Desde el momento en que conocemos al paciente de un asilo de ancianos de lujo, Douglas (Bruce McKenzie), sentimos que algo está pasando. Un brillo de complicidad en sus ojos azul claro; sus elegantes cadenas de oro y mechones de pelo en el pecho asomando por sus pijamas médicos; su acento bajo y mesurado: ¿era la voz de un exjugador que sabía que su mente se estaba desvaneciendo y estaba haciendo trampas para salvar las apariencias? ¿O tiene el control total de sus habilidades? En el maravillosamente perverso debut de Georgia Bernstein, «Night Nurse», esta ambigüedad altera la dinámica habitual enfermera-paciente, especialmente porque la nueva enfermera de Douglas, Elemi (Cemre Paksoy), parece especialmente vulnerable al control.
Un thriller erótico con el terror de ojos vidriosos de un porro de Peter Strickland y con el tipo de sensibilidad sexual resbaladiza que puedes encontrar en las provocaciones de Catherine Breillat, «Night Nurse» se estrenó en la sección experimental NEXT de Sundance en enero pasado y ahora se estrena en salas limitadas en todo Estados Unidos. historia del crimen.
En cualquier caso, el esquema que marca el rumbo de la película se introduce desde el principio, en una sensual escena de créditos iniciales en la que la cámara se desliza sobre rizados cables telefónicos y se toma de la mano en primer plano. Sobre estas imágenes, dos voces leen lánguidamente lo que parece el guión de un juego de rol, en el que una niña desesperada le pide dinero a su abuelo. Más tarde, nos enteramos de que este diálogo es una versión de un juego (aunque con consecuencias reales) que Douglas juega con su enfermera.
La primera noche del turno de Elemi, su paciente la acorrala y le pone un teléfono celular en la cara, exigiéndole que interprete el papel de la nieta pobre que pide dinero para un acuerdo; al final de la llamada, Douglas asumió el cargo de su abogado. No está claro si este engaño realmente ocurrió o fue solo una apariencia, pero pronto los líderes del centro de atención conocen todo el alcance de las fechorías de Douglas (que también involucran a su enfermera diaria, Mona, interpretada tímidamente por Eléonore Hendricks). Esto incluye al férreo Doctor Mann (Mimi Rogers), que puede tener o no sus propios secretos. Aquí no hay sexo (digamos, convencional), pero los juegos mentales desagradables y los encuentros duros y tensos crean un calor satisfactorio.

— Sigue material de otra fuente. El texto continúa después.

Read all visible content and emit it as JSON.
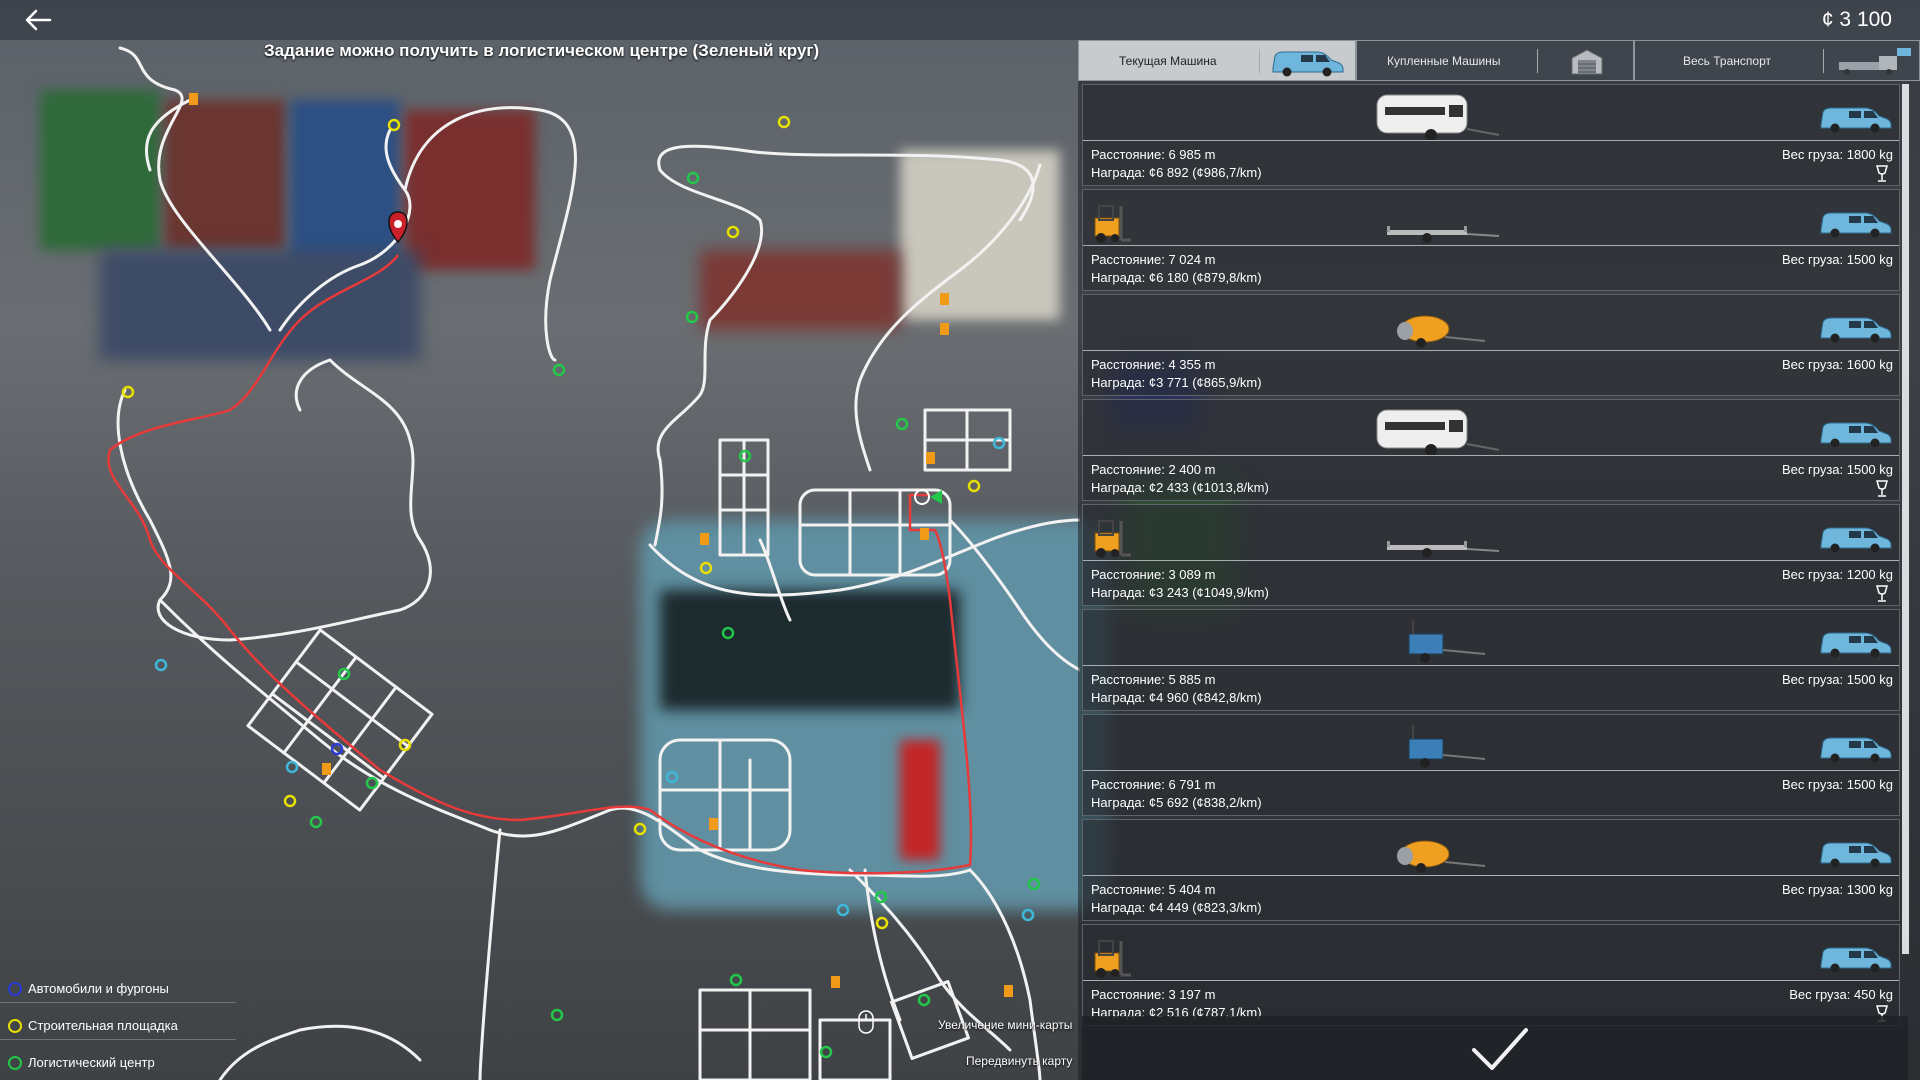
{
  "header": {
    "money": "¢ 3 100",
    "hint": "Задание можно получить в логистическом центре (Зеленый круг)"
  },
  "tabs": [
    {
      "label": "Текущая Машина",
      "active": true,
      "icon": "van-icon"
    },
    {
      "label": "Купленные Машины",
      "active": false,
      "icon": "garage-icon"
    },
    {
      "label": "Весь Транспорт",
      "active": false,
      "icon": "truck-icon"
    }
  ],
  "jobs": [
    {
      "distance": "Расстояние: 6 985 m",
      "reward": "Награда: ¢6 892 (¢986,7/km)",
      "weight": "Вес груза: 1800 kg",
      "cargo": "caravan",
      "forklift": false,
      "fragile": true
    },
    {
      "distance": "Расстояние: 7 024 m",
      "reward": "Награда: ¢6 180 (¢879,8/km)",
      "weight": "Вес груза: 1500 kg",
      "cargo": "flatbed-trailer",
      "forklift": true,
      "fragile": false
    },
    {
      "distance": "Расстояние: 4 355 m",
      "reward": "Награда: ¢3 771 (¢865,9/km)",
      "weight": "Вес груза: 1600 kg",
      "cargo": "concrete-mixer",
      "forklift": false,
      "fragile": false
    },
    {
      "distance": "Расстояние: 2 400 m",
      "reward": "Награда: ¢2 433 (¢1013,8/km)",
      "weight": "Вес груза: 1500 kg",
      "cargo": "caravan",
      "forklift": false,
      "fragile": true
    },
    {
      "distance": "Расстояние: 3 089 m",
      "reward": "Награда: ¢3 243 (¢1049,9/km)",
      "weight": "Вес груза: 1200 kg",
      "cargo": "flatbed-trailer",
      "forklift": true,
      "fragile": true
    },
    {
      "distance": "Расстояние: 5 885 m",
      "reward": "Награда: ¢4 960 (¢842,8/km)",
      "weight": "Вес груза: 1500 kg",
      "cargo": "generator-trailer",
      "forklift": false,
      "fragile": false
    },
    {
      "distance": "Расстояние: 6 791 m",
      "reward": "Награда: ¢5 692 (¢838,2/km)",
      "weight": "Вес груза: 1500 kg",
      "cargo": "generator-trailer",
      "forklift": false,
      "fragile": false
    },
    {
      "distance": "Расстояние: 5 404 m",
      "reward": "Награда: ¢4 449 (¢823,3/km)",
      "weight": "Вес груза: 1300 kg",
      "cargo": "concrete-mixer",
      "forklift": false,
      "fragile": false
    },
    {
      "distance": "Расстояние: 3 197 m",
      "reward": "Награда: ¢2 516 (¢787,1/km)",
      "weight": "Вес груза: 450 kg",
      "cargo": "none",
      "forklift": true,
      "fragile": true
    }
  ],
  "legend": [
    {
      "label": "Автомобили и фургоны",
      "color": "#2b3bd8"
    },
    {
      "label": "Строительная площадка",
      "color": "#e8e000"
    },
    {
      "label": "Логистический центр",
      "color": "#22c84a"
    }
  ],
  "controls": {
    "zoom_minimap": "Увеличение мини-карты",
    "move_map": "Передвинуть карту"
  },
  "colors": {
    "route": "#e83a3a",
    "road": "#f2f2f2",
    "active_tab": "#d7dade"
  }
}
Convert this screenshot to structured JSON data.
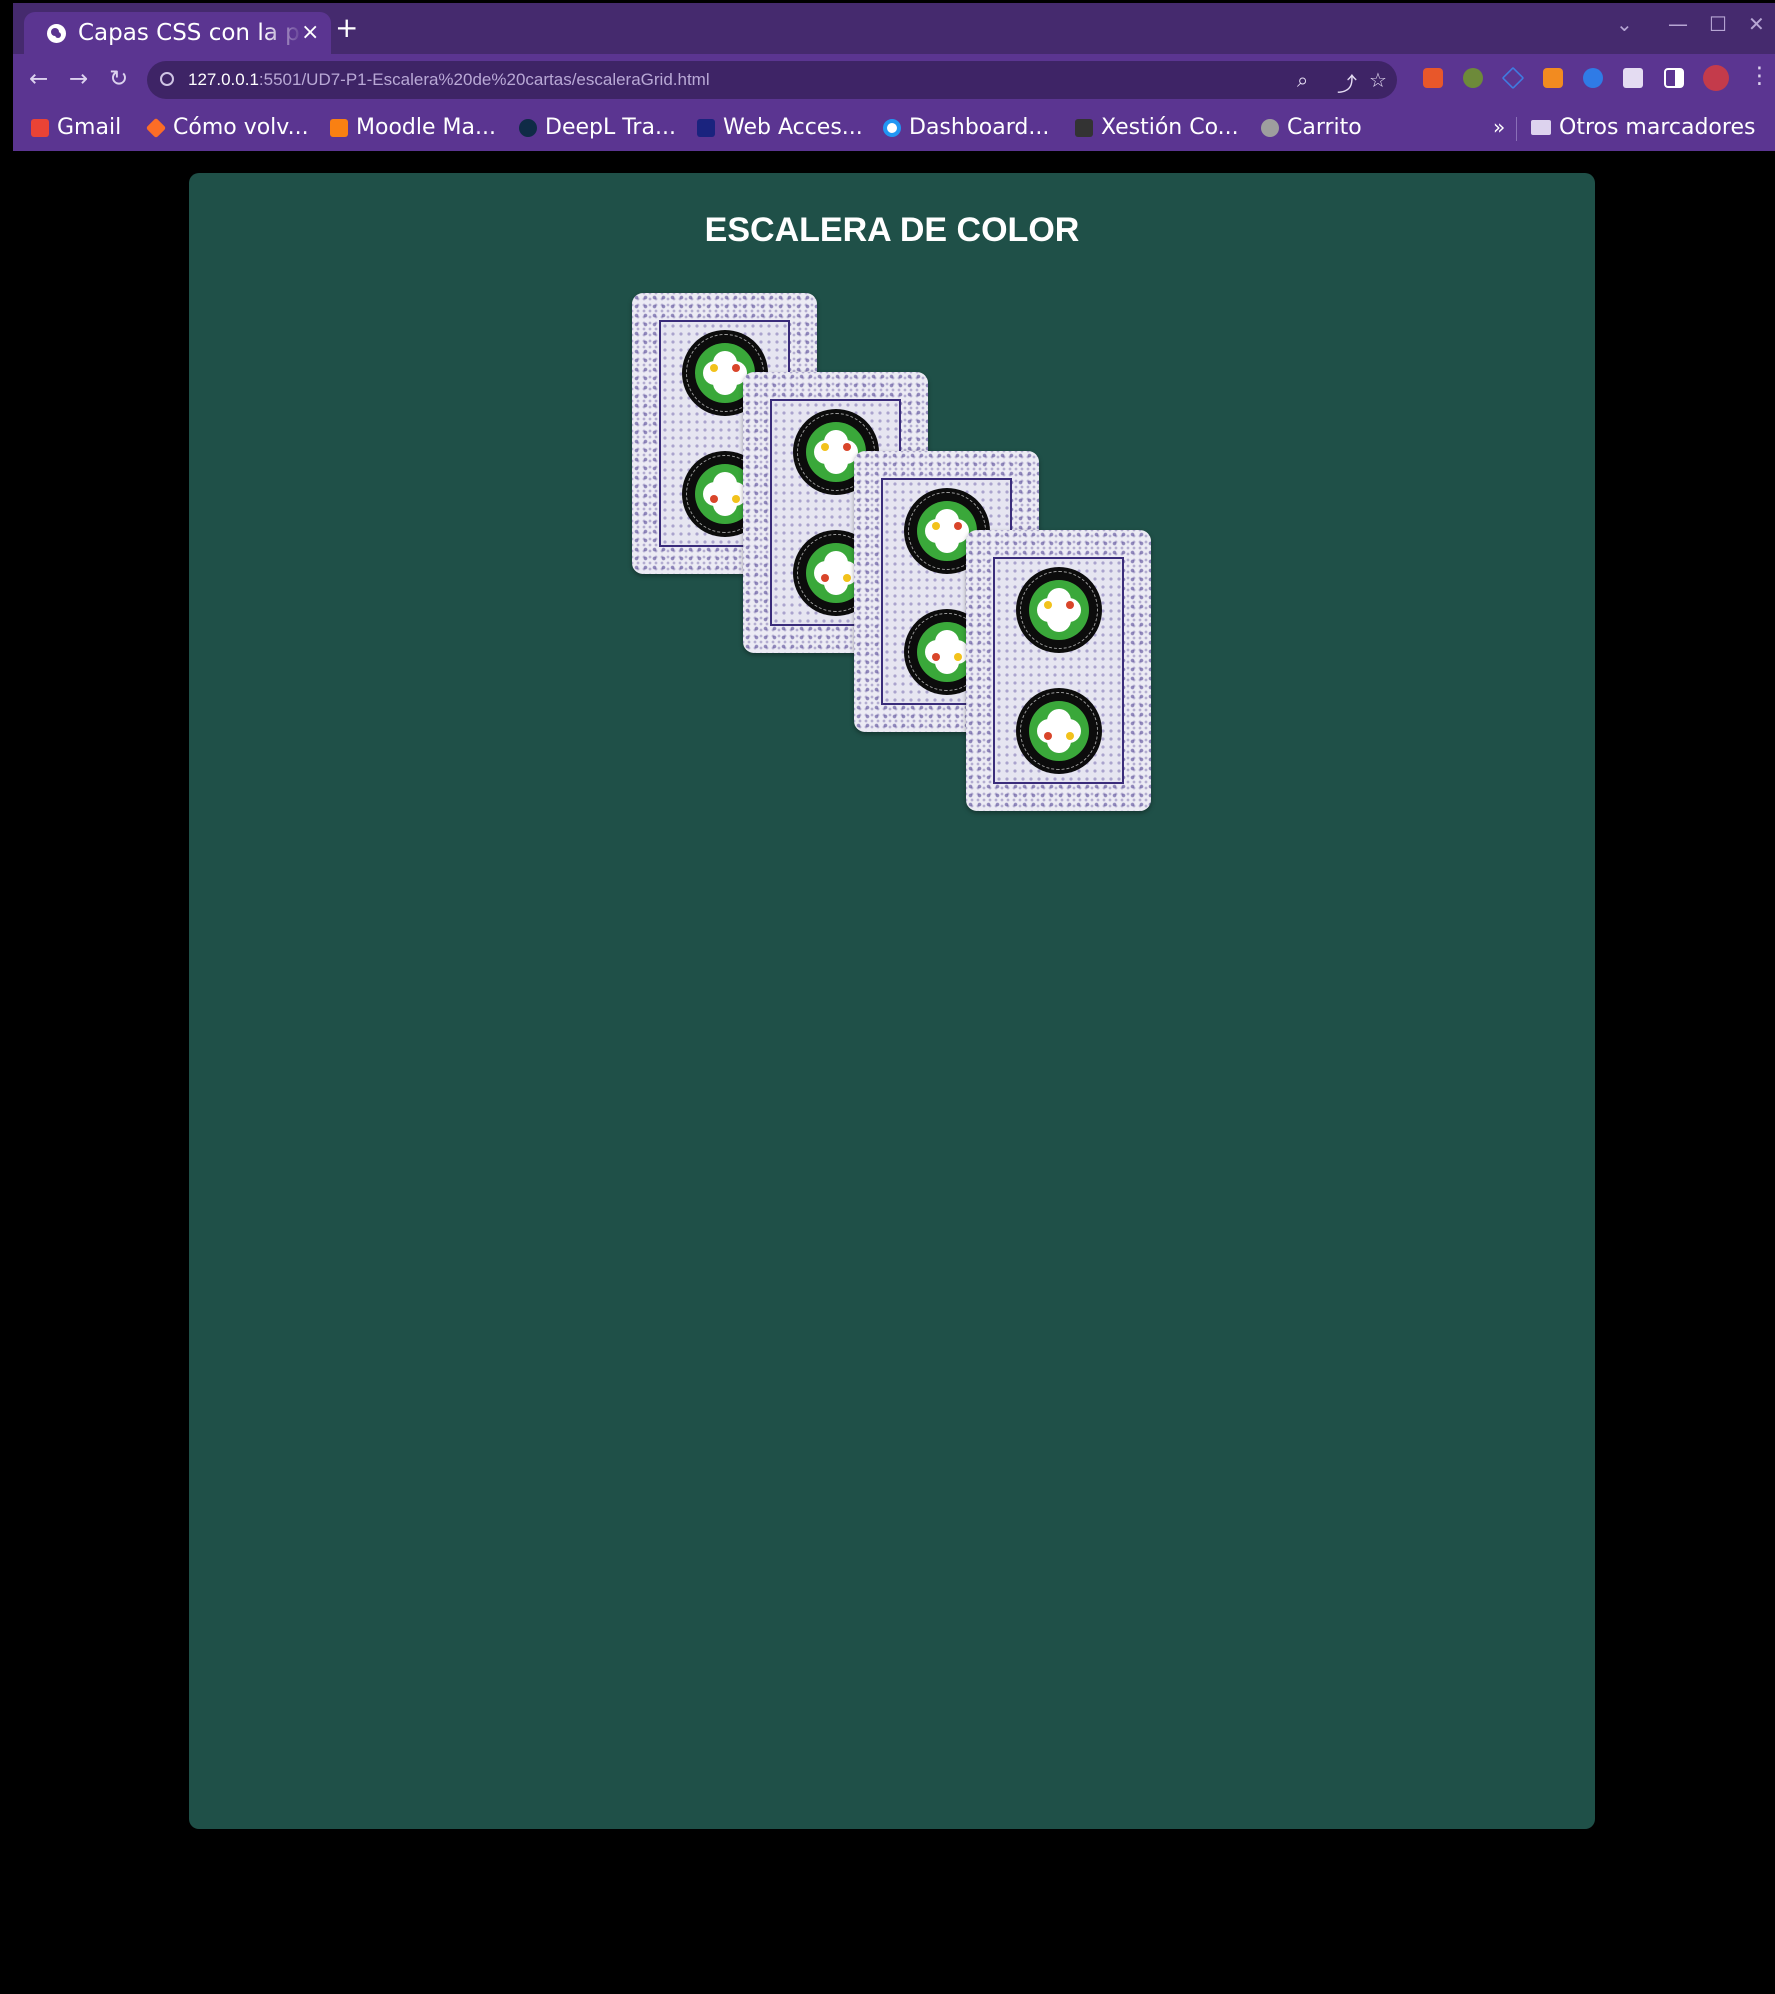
{
  "browser": {
    "tab_title": "Capas CSS con la propiedad grid",
    "tab_close": "×",
    "new_tab": "+",
    "url_host": "127.0.0.1",
    "url_rest": ":5501/UD7-P1-Escalera%20de%20cartas/escaleraGrid.html",
    "window_controls": {
      "menu": "⌄",
      "minimize": "—",
      "maximize": "☐",
      "close": "✕"
    },
    "nav": {
      "back": "←",
      "forward": "→",
      "reload": "↻"
    },
    "omnibox_icons": {
      "zoom": "⌕",
      "share": "⤴",
      "star": "☆"
    }
  },
  "bookmarks": {
    "items": [
      {
        "label": "Gmail",
        "icon": "gmail-icon",
        "color": "#ea4335"
      },
      {
        "label": "Cómo volv...",
        "icon": "gitlab-icon",
        "color": "#fc6d26"
      },
      {
        "label": "Moodle Ma...",
        "icon": "moodle-icon",
        "color": "#f98012"
      },
      {
        "label": "DeepL Tra...",
        "icon": "deepl-icon",
        "color": "#0f2b46"
      },
      {
        "label": "Web Acces...",
        "icon": "web-access-icon",
        "color": "#1a237e"
      },
      {
        "label": "Dashboard...",
        "icon": "dashboard-icon",
        "color": "#2196f3"
      },
      {
        "label": "Xestión Co...",
        "icon": "xestion-icon",
        "color": "#333333"
      },
      {
        "label": "Carrito",
        "icon": "cart-icon",
        "color": "#9e9e9e"
      }
    ],
    "overflow": "»",
    "other_folder": "Otros marcadores"
  },
  "page": {
    "heading": "ESCALERA DE COLOR",
    "table_color": "#1f5048",
    "card_count": 4
  }
}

Interpretado valientemente por el recién llegado Paksoy, el inquieto Elemi se sumerge de buena gana en el papel, alimentando la conmovedora propuesta de la película sobre el lado oscuro de la devoción y el potencial de deseos extraños que emergen, inesperadamente, a través de la dinámica del cuidado y la dependencia. Bernstein se inspiró en parte en una historia real que involucra a su abuela, quien casi fue víctima de una estafa de transferencia de dinero por parte de alguien que se hacía pasar por el hermano de Bernstein, pero el guión solo insinúa sus hazañas en el mundo real y, en última instancia, lo utiliza como punto de partida para una fantasía erótica llena de tabú.
Bernstein despliega sus traviesas maquinaciones en los suburbios de Chicago, donde vive su abuela, pero los lugares estériles y brillantemente iluminados (una piscina, una sala alfombrada, una habitación de motel) evocan una sensación de limbo más que cualquiera de los escenarios reales. Las visuales cerosas de la directora de fotografía Lidia Nikonova trabajan junto con el estilo de actuación ligeramente sobrio del elenco para realzar este trance, creando una atmósfera confusa que se hace eco de la pérdida de control de Elemi; su rendición gradual a la nueva insistencia de Douglas.
Esto nos lleva al mayor (y quizás más frustrante) misterio de la película: ¿quién es ¿Elemi que estaba tan perdido en el encanto de su paciente? Esta ambigüedad no parece del todo intencionada, pero al menos la actuación de Paksoy hace que el desmoronamiento de su personaje se sienta nervioso y emocionante. Y a medida que la película se acerca a su inquietante final, Bernstein hace un último truco que revela su verdaderamente perverso sentido del humor: “Night Nurse” es también una historia de amor con un corazón negro sangrante.